When we started the grassroots political revolution in 2004 and my colleague, DTweah, and I spend many hours trying to give policy and ideological underpinning for the raison d’etre of the Liberia National Congress (turned CDC) onto the political landscape, we reasoned that putting the poor at the center of the policy debate was probably the most important aspect of our struggle and that Ambassador Weah’s life story epitomizes our storyline and reinforces the pro poor argument as an entry point.

At that time we were young and radical but our thought process that Liberia’s growth had been far removed from the poorest of the poor was something we believed in very strongly. For many, the words pro poor sound new and seemingly paradoxical. The less sophisticated minds are asking why would a Government or group of people be advocating for poverty? In the minds of simpleton, pro poor means an agenda that favors poverty.
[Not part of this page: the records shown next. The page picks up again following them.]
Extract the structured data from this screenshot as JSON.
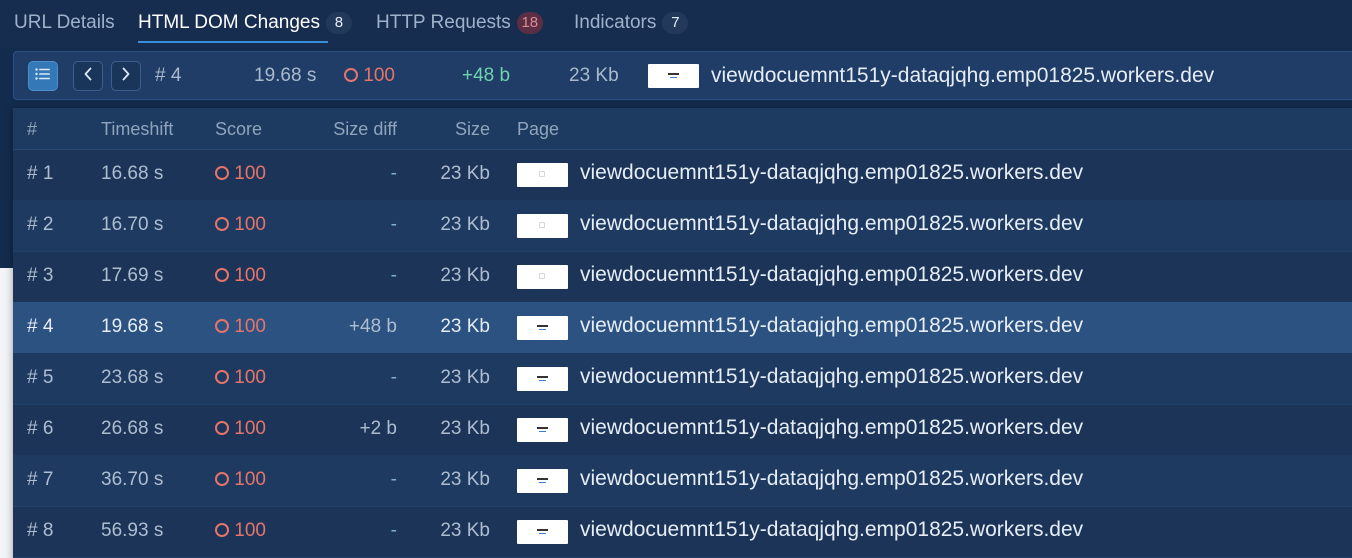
{
  "tabs": [
    {
      "label": "URL Details",
      "badge": ""
    },
    {
      "label": "HTML DOM Changes",
      "badge": "8"
    },
    {
      "label": "HTTP Requests",
      "badge": "18"
    },
    {
      "label": "Indicators",
      "badge": "7"
    }
  ],
  "toolbar": {
    "list_icon": "list-icon",
    "prev_icon": "chevron-left-icon",
    "next_icon": "chevron-right-icon",
    "index": "# 4",
    "timeshift": "19.68 s",
    "score": "100",
    "size_diff": "+48 b",
    "size": "23 Kb",
    "page": "viewdocuemnt151y-dataqjqhg.emp01825.workers.dev"
  },
  "table": {
    "headers": {
      "index": "#",
      "timeshift": "Timeshift",
      "score": "Score",
      "size_diff": "Size diff",
      "size": "Size",
      "page": "Page"
    },
    "rows": [
      {
        "index": "# 1",
        "timeshift": "16.68 s",
        "score": "100",
        "size_diff": "-",
        "size": "23 Kb",
        "page": "viewdocuemnt151y-dataqjqhg.emp01825.workers.dev"
      },
      {
        "index": "# 2",
        "timeshift": "16.70 s",
        "score": "100",
        "size_diff": "-",
        "size": "23 Kb",
        "page": "viewdocuemnt151y-dataqjqhg.emp01825.workers.dev"
      },
      {
        "index": "# 3",
        "timeshift": "17.69 s",
        "score": "100",
        "size_diff": "-",
        "size": "23 Kb",
        "page": "viewdocuemnt151y-dataqjqhg.emp01825.workers.dev"
      },
      {
        "index": "# 4",
        "timeshift": "19.68 s",
        "score": "100",
        "size_diff": "+48 b",
        "size": "23 Kb",
        "page": "viewdocuemnt151y-dataqjqhg.emp01825.workers.dev"
      },
      {
        "index": "# 5",
        "timeshift": "23.68 s",
        "score": "100",
        "size_diff": "-",
        "size": "23 Kb",
        "page": "viewdocuemnt151y-dataqjqhg.emp01825.workers.dev"
      },
      {
        "index": "# 6",
        "timeshift": "26.68 s",
        "score": "100",
        "size_diff": "+2 b",
        "size": "23 Kb",
        "page": "viewdocuemnt151y-dataqjqhg.emp01825.workers.dev"
      },
      {
        "index": "# 7",
        "timeshift": "36.70 s",
        "score": "100",
        "size_diff": "-",
        "size": "23 Kb",
        "page": "viewdocuemnt151y-dataqjqhg.emp01825.workers.dev"
      },
      {
        "index": "# 8",
        "timeshift": "56.93 s",
        "score": "100",
        "size_diff": "-",
        "size": "23 Kb",
        "page": "viewdocuemnt151y-dataqjqhg.emp01825.workers.dev"
      }
    ]
  },
  "colors": {
    "accent": "#3b8ed8",
    "score": "#e5746a",
    "positive_diff": "#6fd3b0",
    "background": "#132b4d"
  }
}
But again like I said, when we started talking about pro poor policies and pro poor agenda, our position was that policies should be deliberately and intentionally geared toward improving the conditions of the poor. Then, again I say then, we posited that pro poor policies should disproportionately favor the poor even at the expense of the wealthy. In our thought process, “equity” was “unfair.” The major litmus test for any policy in the pro poor agenda is how does it improve the conditions of the poorest of the poor? If in the process of improving the conditions of the poor, the wealthy benefits then that is fine but the focus MUST remain the poor. In the pro poor agenda, our thought was that we should not hope and pray for “trickle” down effects. The faith of the poor should not be left to the benevolence of the wealthy: it should the deliberate and purposeful actions of the Government to improve the conditions of the poor.
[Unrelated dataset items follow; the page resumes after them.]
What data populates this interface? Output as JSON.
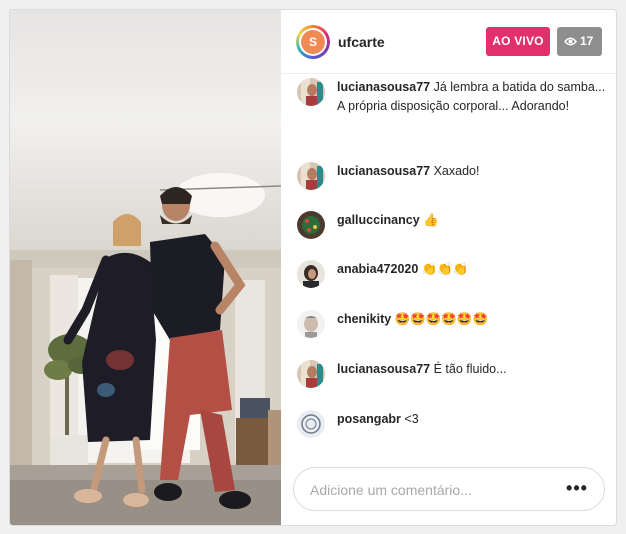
{
  "header": {
    "avatar_initial": "S",
    "username": "ufcarte",
    "live_label": "AO VIVO",
    "viewer_count": "17"
  },
  "comments": [
    {
      "user": "lucianasousa77",
      "text": "Já lembra a batida do samba... A própria disposição corporal... Adorando!"
    },
    {
      "user": "lucianasousa77",
      "text": "Xaxado!"
    },
    {
      "user": "galluccinancy",
      "text": "👍"
    },
    {
      "user": "anabia472020",
      "text": "👏👏👏"
    },
    {
      "user": "chenikity",
      "text": "🤩🤩🤩🤩🤩🤩"
    },
    {
      "user": "lucianasousa77",
      "text": "É tão fluido..."
    },
    {
      "user": "posangabr",
      "text": "<3"
    }
  ],
  "composer": {
    "placeholder": "Adicione um comentário...",
    "more_label": "•••"
  },
  "colors": {
    "live": "#e1306c",
    "viewer_badge": "#8e8e8e",
    "text": "#262626"
  }
}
Again, I don’t know what it is today but when I checked my files and reviewed my notes, I see that we spend many hours debating and deliberating the issue of the pro poor agenda.

Like I told some of my colleagues a few days ago, pro poor did not just slip into the lexicon of the of the grassroots political revolution. It has been around for as long as the revolution has been. The only thing that has changed is that the proponents of the pro poor agenda now have the “megaphone” and the “bully pulpit.”

I know its not going to be easy but I trust their abilities to deliver on the agenda.

Salutation my dear brother, Mr. Pro Poor!

 

Starting the 2029 fight now. Isn’t it, distractingly, too early?

I am one of the persons who loves to think about the future and therefore plan for it. But of late, I have started to hear a lot of noise about 2029. In fact, it seems that a real fight about 2029 has already begun.
Every time I hear the chatters, I go back and check my calendar to see if we are within the timeframe to begin the conversation about 2029. But every time I check, I am faced with the reality that we are just in 2018 and it seems very too early to begin the 2029 fight. I am not saying that there wouldn’t be a fight about 2029 but starting this early is irrational in my opinion.
Wouldn’t you get tired if you start fighting this early? I can understand if the 2029 fight started in 2024. That would be 5 years of fighting and that would be the beginning of the second term of the President. But starting now is counterproductive.
This is not a surrender call; it is a warning that we know and that we can fight even if we decide that now is not the appropriate time. Anything now is a distraction.

Comrade, slow down! Yes, slow down. Let’s give the President all the support and focus he needs to deliver for us all.

A THANK YOU NOTE TO MADAM PRESIDENT

It would be the greatest injustice recorded in modern history if I didn’t take out time, in this public manner, to say THANK YOU! Madam President.

God first! Only under your administration was my story possible and for this I owe you a debt of gratitude.

Therefore, I want to use this public manner to express my sincere and profound thanks and appreciation to you, Madam Ellen Johnson Sirleaf, for the opportunity which you afforded me to be a part of this great Liberian story. I remain eternally grateful and admit that no combination of words can adequately express my appreciation. Madam President, thank you ever so much for making my story possible.